Tracking your heart rate and monitoring how caffeine affects it can be a useful practice for determining your ideal caffeine consumption schedule. If your RHR is higher than normal at bedtime, try moving your caffeine cutoff time to earlier in the day. 

How To Use Caffeine Intelligently (i.e. Timing + Dosage)

1. Timing - As you’ve probably already figured out, minimizing caffeine’s impact on sleep is all about proper timing. 

The effects of caffeine last longer than you might think, though. Even though most people feel the maximum effects of caffeine between 30-60 minutes after consumption, it actually has a half life of 5-7 hours. [6] This means that 7 hours after ingestion, up to half of that caffeine is still in your system!

Other factors can lead to caffeine being broken down even more slowly. For example, 50% of the population have a gene variant that slows down the metabolism of caffeine by the liver.   

Being aware of how your body processes caffeine can help you determine an ideal caffeine ritual schedule that won’t negatively impact your sleep. For most of us, this will mean cutting out afternoon and evening caffeine consumption (or at minimum, drinking your afternoon caffeine dose as early as possible).

2. Dosage - So many people continue to drink caffeine well past the point of diminishing returns. That second and third cup of coffee in the day often has a minimal (if any...) benefit for your focus/mood/alertness, but has a massive negative impact on your sleep quality.
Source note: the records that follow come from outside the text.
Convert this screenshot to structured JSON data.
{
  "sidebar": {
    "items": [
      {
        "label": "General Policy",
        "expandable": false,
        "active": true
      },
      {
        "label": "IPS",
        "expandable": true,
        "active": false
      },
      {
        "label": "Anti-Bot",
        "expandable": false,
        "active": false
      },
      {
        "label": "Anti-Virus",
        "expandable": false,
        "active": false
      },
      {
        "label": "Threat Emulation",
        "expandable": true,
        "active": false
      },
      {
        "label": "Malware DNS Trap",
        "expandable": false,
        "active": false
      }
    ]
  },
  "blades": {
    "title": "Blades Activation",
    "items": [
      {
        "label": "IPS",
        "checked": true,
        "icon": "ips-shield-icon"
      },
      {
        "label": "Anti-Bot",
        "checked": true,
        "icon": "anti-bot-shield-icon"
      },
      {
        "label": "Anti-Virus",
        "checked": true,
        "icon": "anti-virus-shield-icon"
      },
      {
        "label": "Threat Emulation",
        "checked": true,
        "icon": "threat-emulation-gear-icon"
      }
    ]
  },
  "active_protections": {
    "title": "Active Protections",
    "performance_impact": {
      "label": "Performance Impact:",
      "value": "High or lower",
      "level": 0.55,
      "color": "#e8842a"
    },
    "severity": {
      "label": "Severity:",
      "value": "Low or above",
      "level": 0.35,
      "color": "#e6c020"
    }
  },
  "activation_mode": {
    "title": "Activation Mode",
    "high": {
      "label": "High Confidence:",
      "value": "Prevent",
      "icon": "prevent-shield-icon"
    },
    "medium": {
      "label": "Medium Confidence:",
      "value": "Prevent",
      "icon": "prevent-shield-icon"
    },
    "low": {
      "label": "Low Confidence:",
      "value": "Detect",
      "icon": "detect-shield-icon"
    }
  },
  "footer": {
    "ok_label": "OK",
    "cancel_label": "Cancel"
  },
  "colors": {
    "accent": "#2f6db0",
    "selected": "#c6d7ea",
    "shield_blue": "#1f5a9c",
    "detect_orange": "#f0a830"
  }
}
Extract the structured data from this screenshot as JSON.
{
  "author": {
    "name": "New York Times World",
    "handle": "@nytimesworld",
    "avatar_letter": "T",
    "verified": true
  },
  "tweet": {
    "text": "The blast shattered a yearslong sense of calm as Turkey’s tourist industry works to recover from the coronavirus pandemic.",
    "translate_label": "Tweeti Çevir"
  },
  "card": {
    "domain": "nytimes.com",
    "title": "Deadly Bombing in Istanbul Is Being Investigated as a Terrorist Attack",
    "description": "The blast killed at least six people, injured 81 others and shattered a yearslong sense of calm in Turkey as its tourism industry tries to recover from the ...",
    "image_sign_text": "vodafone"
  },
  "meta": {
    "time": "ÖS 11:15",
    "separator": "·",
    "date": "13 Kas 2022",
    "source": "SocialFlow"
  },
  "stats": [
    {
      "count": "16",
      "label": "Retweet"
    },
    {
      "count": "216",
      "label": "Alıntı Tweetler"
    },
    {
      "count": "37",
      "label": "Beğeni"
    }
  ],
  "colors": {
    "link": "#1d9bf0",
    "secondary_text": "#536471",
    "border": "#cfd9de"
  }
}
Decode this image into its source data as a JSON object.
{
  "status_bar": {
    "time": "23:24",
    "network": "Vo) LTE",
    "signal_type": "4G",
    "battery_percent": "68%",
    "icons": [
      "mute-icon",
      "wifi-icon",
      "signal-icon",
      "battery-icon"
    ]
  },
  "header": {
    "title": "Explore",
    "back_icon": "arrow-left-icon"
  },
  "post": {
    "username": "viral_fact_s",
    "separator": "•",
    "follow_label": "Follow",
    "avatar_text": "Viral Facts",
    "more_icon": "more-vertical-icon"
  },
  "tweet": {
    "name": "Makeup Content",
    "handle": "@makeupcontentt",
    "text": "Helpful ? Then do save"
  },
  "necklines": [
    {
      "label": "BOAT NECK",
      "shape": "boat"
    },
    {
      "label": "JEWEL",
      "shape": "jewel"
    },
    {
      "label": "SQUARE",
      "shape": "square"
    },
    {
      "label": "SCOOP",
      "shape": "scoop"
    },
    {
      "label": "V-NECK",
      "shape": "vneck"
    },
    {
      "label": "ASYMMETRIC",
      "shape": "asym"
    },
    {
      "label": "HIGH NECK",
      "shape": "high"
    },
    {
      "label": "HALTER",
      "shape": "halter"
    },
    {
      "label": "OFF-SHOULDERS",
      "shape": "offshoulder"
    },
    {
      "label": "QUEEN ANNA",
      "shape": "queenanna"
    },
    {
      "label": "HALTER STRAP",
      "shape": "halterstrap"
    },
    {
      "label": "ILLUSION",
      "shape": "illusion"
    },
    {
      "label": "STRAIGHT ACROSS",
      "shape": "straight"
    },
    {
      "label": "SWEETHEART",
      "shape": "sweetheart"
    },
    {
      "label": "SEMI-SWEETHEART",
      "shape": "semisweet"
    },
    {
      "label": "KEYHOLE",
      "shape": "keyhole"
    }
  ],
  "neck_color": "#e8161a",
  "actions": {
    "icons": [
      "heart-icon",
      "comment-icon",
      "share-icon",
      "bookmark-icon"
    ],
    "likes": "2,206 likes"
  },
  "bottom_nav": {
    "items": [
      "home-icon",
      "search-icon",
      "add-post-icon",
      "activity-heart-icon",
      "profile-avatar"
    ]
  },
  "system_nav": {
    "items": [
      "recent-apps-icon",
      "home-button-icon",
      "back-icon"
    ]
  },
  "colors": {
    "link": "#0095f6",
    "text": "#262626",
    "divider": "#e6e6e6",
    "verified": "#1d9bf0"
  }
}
And if there is a benefit, it's often psychological rather than metabolic (meaning decaf would work just as well).

It's a good practice to cultivate a sensitivity to when you've consumed the dose that yields the maximum improvements to focus/mood/alertness, and then stop drinking there. And for those subsequent cups of coffee/tea/whatever...experiment with decaf to see if you can get much of the psychological benefit without having to ingest the extra 100-200mg of caffeine that is guaranteed to wreck your sleep quality.